Ebola virus (EBOV) is a negative-strand RNA virus that replicates in the cytoplasm and causes an often-fatal hemorrhagic fever. EBOV, like other viruses, can reportedly encode its own microRNAs (miRNAs) to subvert host immune defenses. miRNAs are short noncoding RNAs that can regulate gene expression by hybridizing to multiple mRNAs, and viral miRNAs can enhance viral replication and infectivity by regulating host or viral genes. To date, only one EBOV miRNA has been examined in human infection.

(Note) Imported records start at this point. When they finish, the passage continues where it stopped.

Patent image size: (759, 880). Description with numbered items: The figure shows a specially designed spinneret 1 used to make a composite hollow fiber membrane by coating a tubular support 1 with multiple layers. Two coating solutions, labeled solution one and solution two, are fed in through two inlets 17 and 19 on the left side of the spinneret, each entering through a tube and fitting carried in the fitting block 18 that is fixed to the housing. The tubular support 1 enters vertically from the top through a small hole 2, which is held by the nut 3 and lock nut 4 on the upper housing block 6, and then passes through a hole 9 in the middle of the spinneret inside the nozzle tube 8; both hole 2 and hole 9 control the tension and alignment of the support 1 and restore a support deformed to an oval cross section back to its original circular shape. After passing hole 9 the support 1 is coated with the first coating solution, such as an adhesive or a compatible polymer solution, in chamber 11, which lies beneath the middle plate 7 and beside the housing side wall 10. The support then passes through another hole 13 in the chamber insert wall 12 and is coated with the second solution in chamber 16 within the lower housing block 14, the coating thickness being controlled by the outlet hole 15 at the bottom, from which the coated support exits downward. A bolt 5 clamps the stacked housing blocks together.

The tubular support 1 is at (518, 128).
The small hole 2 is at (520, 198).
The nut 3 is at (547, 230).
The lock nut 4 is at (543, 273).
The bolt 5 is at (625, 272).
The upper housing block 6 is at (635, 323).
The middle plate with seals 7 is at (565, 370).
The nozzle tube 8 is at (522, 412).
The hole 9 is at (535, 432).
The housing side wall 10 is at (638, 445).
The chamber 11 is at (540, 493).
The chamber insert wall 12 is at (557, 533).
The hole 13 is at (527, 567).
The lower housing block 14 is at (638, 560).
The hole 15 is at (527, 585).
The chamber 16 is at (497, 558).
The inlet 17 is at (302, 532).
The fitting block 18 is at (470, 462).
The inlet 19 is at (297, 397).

Here, we assayed mouse, rhesus macaque, cynomolgus macaque, and human samples infected with three EBOV variants for twelve computationally predicted viral miRNAs using RT-qPCR. Ten miRNAs aligned to EBOV variants and were detectable in the four species during disease with several viral miRNAs showing presymptomatic amplification in animal models. miRNA abundances in both the mouse and nonhuman primate models mirrored the human cohort, with miR-1-5p, miR-1-3p, and miR-T3-3p consistently at the highest levels. These striking similarities in the most abundant miRNAs during infection with different EBOV variants and hosts indicate that these miRNAs are potential valuable diagnostic markers and key effectors of EBOV pathogenesis.